By Joe Pulizzi published April 12, 2011

The Biggest Mistake in User-Generated Content (Learning from LEGO)

Most marketers we work with want to develop a content marketing program driven, in part, by user-generated content (UGC). They believe that if they can only get their prospects and customers to talk about their brands online in blogs, forums and review sites, all their woes will disappear.

And in almost all cases, marketers start out in this quest the wrong way.

But let’s begin with a story.

LEGO on Community Building

LEGO opened a new store in Beachwood, Ohio (just east of Cleveland) this past Friday and we were on hand for the grand opening. Just outside the store, the folks at LEGO set up an exhibit where they were building a larger than life R2D2 out of LEGOs (the image below is the model that the LEGO master builder started with as a guide).


To the right of the image you can see the bottom of the much larger R2D2 that was being assembled, which ultimately grew to over eight feet tall.  Now that’s a lot of LEGOs.

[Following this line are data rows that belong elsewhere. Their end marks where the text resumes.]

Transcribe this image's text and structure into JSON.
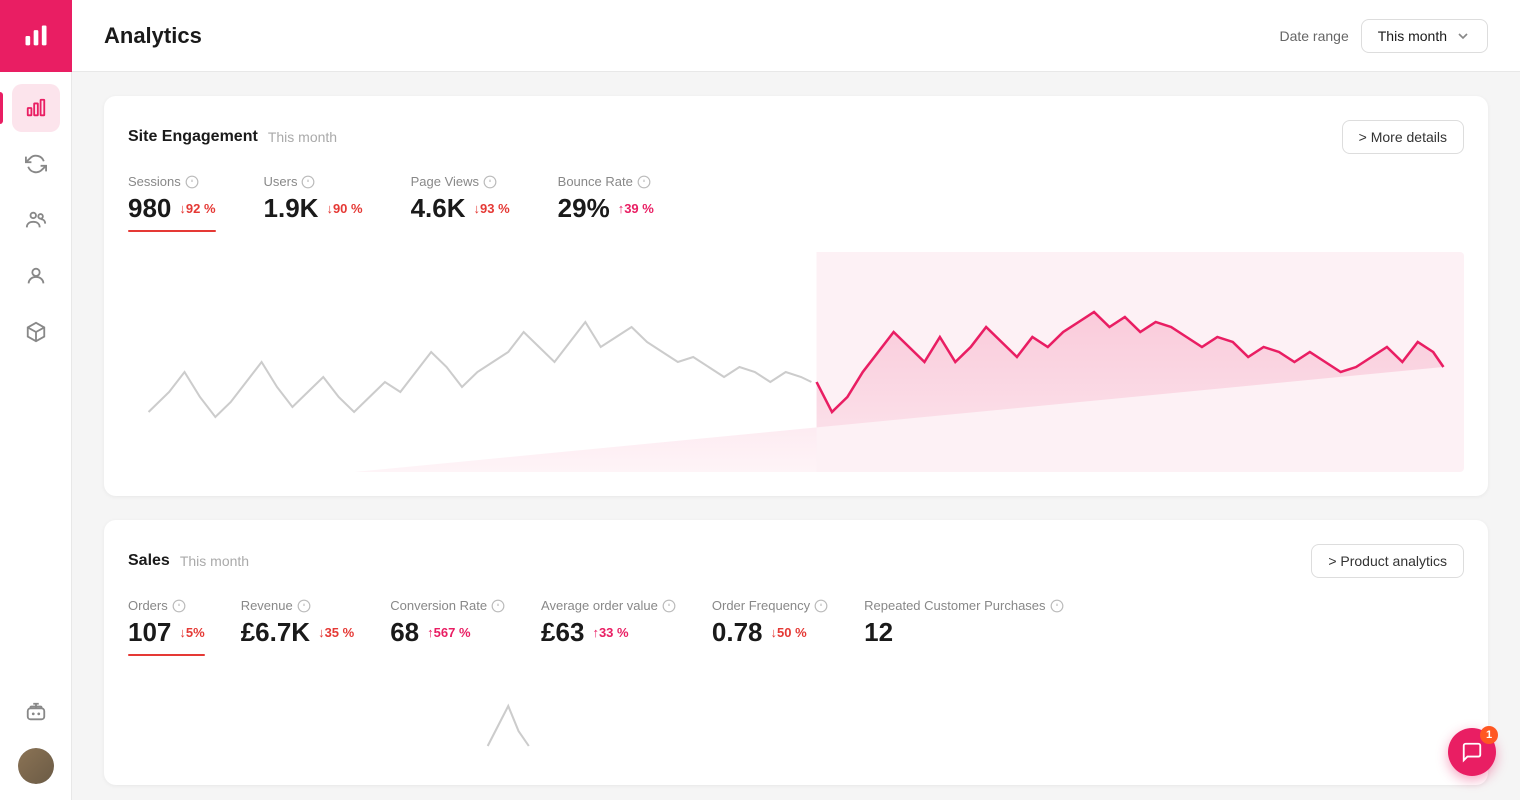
{
  "app": {
    "title": "Analytics",
    "logo_icon": "chart-icon"
  },
  "header": {
    "date_range_label": "Date range",
    "date_range_value": "This month"
  },
  "sidebar": {
    "items": [
      {
        "id": "analytics",
        "icon": "bar-chart-icon",
        "active": true
      },
      {
        "id": "refresh",
        "icon": "refresh-icon",
        "active": false
      },
      {
        "id": "audience",
        "icon": "audience-icon",
        "active": false
      },
      {
        "id": "user",
        "icon": "user-icon",
        "active": false
      },
      {
        "id": "cube",
        "icon": "cube-icon",
        "active": false
      },
      {
        "id": "bot",
        "icon": "bot-icon",
        "active": false
      }
    ]
  },
  "site_engagement": {
    "title": "Site Engagement",
    "subtitle": "This month",
    "more_details_label": "> More details",
    "metrics": [
      {
        "id": "sessions",
        "label": "Sessions",
        "value": "980",
        "change": "↓92 %",
        "direction": "down"
      },
      {
        "id": "users",
        "label": "Users",
        "value": "1.9K",
        "change": "↓90 %",
        "direction": "down"
      },
      {
        "id": "page_views",
        "label": "Page Views",
        "value": "4.6K",
        "change": "↓93 %",
        "direction": "down"
      },
      {
        "id": "bounce_rate",
        "label": "Bounce Rate",
        "value": "29%",
        "change": "↑39 %",
        "direction": "up"
      }
    ]
  },
  "sales": {
    "title": "Sales",
    "subtitle": "This month",
    "product_analytics_label": "> Product analytics",
    "metrics": [
      {
        "id": "orders",
        "label": "Orders",
        "value": "107",
        "change": "↓5%",
        "direction": "down"
      },
      {
        "id": "revenue",
        "label": "Revenue",
        "value": "£6.7K",
        "change": "↓35 %",
        "direction": "down"
      },
      {
        "id": "conversion_rate",
        "label": "Conversion Rate",
        "value": "68",
        "change": "↑567 %",
        "direction": "up"
      },
      {
        "id": "avg_order",
        "label": "Average order value",
        "value": "£63",
        "change": "↑33 %",
        "direction": "up"
      },
      {
        "id": "order_freq",
        "label": "Order Frequency",
        "value": "0.78",
        "change": "↓50 %",
        "direction": "down"
      },
      {
        "id": "repeat_purchases",
        "label": "Repeated Customer Purchases",
        "value": "12",
        "change": null,
        "direction": null
      }
    ]
  },
  "chat": {
    "badge_count": "1"
  }
}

Here is the genius of LEGO: Each block of LEGOs that were to be part of R2D2 were built by LEGO fans (including my two sons, their friend, and yours truly). Each fan turned in their LEGO super blocks to receive a certificate of completion, noting that we were a part of building R2D2.

8 foot R2D2

The Legs of the 8-Foot Super R2D2

True genius.

It would take quite a long time for LEGO personnel to put those blocks together. Instead, the community built (with enthusiasm) ALL the LEGO bricks for the master builder.

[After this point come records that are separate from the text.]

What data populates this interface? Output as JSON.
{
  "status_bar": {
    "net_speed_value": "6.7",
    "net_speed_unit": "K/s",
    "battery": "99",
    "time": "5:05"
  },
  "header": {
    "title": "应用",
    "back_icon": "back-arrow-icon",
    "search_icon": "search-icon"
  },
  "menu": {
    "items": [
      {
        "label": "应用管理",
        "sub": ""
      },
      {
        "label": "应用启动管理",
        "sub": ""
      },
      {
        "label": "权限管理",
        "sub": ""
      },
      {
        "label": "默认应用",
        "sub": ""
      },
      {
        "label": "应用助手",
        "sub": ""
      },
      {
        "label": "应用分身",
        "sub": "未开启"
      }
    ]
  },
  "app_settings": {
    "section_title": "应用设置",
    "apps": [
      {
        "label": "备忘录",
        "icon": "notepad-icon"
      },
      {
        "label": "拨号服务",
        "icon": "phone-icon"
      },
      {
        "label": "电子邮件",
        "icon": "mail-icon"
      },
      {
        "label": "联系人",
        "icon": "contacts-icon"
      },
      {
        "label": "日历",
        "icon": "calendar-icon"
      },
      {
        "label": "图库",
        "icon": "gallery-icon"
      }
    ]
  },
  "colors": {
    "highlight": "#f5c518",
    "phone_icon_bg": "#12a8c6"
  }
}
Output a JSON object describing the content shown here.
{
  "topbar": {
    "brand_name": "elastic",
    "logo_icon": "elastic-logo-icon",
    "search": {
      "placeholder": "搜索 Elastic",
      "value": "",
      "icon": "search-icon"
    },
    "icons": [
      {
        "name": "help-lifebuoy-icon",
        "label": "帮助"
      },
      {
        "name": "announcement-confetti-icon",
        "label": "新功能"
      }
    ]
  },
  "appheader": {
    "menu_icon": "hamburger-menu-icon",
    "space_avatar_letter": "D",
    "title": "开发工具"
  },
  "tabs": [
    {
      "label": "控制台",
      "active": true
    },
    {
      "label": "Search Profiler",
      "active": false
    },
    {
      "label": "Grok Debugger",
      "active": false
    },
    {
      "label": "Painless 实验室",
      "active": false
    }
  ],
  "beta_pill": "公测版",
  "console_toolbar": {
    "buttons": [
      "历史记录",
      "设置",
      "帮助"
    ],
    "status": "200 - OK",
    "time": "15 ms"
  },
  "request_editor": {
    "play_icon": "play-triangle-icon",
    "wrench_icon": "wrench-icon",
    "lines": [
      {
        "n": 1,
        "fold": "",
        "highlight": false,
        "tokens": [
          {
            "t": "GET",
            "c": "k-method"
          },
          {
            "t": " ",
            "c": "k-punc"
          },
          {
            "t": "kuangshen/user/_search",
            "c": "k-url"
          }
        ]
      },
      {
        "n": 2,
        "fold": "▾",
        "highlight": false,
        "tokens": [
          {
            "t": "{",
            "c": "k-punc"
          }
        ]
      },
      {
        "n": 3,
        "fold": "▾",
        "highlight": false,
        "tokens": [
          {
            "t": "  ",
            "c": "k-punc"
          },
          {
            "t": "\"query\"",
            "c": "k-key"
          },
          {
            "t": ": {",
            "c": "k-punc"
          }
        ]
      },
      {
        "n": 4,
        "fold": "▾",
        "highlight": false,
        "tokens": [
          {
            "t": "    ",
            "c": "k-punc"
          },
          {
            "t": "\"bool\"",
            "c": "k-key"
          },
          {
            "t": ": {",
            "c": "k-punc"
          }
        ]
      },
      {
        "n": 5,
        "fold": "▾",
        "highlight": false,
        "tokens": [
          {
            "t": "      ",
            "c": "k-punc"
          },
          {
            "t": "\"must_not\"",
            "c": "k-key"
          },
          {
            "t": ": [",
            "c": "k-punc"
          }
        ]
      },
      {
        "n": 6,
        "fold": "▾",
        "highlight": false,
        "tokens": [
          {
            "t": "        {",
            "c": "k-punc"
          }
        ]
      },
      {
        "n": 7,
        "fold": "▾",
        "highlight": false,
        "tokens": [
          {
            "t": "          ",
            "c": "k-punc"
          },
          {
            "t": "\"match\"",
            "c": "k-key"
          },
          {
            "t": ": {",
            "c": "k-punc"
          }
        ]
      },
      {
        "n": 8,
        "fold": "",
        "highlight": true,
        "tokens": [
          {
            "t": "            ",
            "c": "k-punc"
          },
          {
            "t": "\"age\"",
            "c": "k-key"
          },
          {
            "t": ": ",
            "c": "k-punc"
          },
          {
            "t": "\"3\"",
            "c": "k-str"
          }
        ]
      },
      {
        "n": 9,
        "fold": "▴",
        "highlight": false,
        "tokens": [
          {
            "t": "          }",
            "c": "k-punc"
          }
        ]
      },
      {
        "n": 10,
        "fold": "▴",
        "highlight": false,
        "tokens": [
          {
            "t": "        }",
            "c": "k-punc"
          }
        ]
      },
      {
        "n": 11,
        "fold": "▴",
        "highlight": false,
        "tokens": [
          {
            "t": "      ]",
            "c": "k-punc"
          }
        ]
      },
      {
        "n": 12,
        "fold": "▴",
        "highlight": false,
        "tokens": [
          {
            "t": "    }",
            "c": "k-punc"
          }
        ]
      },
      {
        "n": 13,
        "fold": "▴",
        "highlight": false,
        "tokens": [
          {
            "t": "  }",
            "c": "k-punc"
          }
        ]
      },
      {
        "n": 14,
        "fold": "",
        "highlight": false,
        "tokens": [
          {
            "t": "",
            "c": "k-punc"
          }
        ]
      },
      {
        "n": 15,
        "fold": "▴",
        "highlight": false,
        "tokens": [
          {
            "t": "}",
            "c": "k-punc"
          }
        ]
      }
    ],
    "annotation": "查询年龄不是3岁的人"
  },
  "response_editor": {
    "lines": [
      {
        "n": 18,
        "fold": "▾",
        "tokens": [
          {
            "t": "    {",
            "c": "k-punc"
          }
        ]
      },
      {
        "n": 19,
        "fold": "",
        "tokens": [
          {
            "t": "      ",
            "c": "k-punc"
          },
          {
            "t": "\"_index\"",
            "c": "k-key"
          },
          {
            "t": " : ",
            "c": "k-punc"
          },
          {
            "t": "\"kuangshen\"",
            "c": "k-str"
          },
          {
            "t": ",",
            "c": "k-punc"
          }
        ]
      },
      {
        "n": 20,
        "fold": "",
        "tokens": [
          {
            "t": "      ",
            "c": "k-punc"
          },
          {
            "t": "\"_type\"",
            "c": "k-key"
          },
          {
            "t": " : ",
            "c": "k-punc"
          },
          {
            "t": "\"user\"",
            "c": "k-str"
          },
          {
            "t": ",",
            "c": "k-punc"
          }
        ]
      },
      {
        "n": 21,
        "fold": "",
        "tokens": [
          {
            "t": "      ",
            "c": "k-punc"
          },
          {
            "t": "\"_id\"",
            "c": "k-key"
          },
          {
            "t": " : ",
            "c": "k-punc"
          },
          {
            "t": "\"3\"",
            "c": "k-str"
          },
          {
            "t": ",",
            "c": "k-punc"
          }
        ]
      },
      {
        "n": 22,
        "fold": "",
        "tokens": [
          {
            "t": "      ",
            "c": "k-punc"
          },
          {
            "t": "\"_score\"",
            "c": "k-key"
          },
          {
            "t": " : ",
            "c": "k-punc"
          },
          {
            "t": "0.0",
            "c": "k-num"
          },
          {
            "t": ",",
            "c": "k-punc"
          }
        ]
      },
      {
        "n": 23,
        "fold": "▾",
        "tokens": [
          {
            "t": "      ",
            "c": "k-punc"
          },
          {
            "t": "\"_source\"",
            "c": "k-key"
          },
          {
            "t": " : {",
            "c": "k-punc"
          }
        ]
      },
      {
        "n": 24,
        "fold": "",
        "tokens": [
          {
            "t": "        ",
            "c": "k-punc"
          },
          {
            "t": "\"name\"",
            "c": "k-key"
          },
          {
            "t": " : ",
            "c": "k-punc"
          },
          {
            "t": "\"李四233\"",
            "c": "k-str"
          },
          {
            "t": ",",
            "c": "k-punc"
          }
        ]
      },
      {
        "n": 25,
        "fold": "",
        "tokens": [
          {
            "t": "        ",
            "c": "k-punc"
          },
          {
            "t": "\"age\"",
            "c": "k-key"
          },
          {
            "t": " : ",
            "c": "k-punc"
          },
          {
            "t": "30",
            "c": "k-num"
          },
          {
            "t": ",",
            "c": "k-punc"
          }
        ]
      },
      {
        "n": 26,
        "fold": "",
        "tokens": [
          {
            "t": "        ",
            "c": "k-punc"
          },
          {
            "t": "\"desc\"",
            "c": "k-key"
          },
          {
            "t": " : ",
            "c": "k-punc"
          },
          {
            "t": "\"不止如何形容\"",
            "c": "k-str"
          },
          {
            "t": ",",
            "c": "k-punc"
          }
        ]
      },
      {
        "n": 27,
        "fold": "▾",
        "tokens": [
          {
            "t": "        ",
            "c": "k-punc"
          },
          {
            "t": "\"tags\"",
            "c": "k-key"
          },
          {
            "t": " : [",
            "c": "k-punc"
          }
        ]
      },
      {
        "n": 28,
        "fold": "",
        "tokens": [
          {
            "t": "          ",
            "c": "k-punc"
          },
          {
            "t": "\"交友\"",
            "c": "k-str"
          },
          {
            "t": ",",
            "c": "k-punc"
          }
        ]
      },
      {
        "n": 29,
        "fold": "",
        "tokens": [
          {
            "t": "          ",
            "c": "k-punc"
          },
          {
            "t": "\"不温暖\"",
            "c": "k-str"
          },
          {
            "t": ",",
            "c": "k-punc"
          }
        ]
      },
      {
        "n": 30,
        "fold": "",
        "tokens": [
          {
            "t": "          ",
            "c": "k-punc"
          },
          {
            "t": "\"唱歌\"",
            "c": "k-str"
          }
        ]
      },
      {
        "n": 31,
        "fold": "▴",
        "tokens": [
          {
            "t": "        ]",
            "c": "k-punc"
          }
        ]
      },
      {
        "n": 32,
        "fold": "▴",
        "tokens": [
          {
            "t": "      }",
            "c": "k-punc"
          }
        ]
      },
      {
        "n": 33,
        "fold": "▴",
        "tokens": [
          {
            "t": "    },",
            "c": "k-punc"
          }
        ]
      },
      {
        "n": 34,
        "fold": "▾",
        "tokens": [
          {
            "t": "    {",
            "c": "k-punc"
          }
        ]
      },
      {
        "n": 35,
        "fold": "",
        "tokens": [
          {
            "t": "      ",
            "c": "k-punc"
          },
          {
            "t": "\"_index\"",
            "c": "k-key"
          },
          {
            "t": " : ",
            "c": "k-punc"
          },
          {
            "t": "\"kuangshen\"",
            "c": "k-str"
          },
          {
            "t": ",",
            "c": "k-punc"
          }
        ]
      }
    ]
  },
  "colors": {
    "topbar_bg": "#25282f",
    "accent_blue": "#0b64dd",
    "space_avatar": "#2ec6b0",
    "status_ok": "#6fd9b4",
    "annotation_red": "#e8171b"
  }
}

The Biggest Mistake of User-Generated Content

LEGO has something that many brands don’t – customers who are truly passionate about the brand. Brands that have loyal fans like LEGO can and should find ways to engage user participation in online content.

So, if this kind of passion isn’t present in your brand or products (think Coca-cola or Harley Davidson) are you out of luck?  Luckily no, but you might have to do it a different way.

Passion for an Idea

Some of the greatest websites are built on the back of user-generated content.  Look at Copyblogger or Social Media Examiner for example. The majority of the content on these sites is contributed by the community. Today, both sites have raving fans, but it didn’t start that way…it started with an idea. For Copyblogger, it was the idea that copywriters could make an outstanding living online, but had to think differently about it. For SME, it was the “How-To” of Social Media.  Both these sites:

  1. Began with excellent, original content, drawing people to the site
  2. Were active in social media sites where their prospective users were hanging out in.
  3. Made it easy for others to contribute (simple form or email)
  4. Offered an incentive (in both cases, self-promotion was the biggest incentive)

NOTE: Both the founders of (Brian Clark) and Social Media Examiner (Michael Stelzner) will be keynoting at Content Marketing World.

We did the same thing at the Content Marketing Institute. We would have loved it if the community was passionate about Junta42 or CMI. Some were, but not enough to build a community. What makes CMI go is having over 75 contributors to the site that are passionate about content marketing.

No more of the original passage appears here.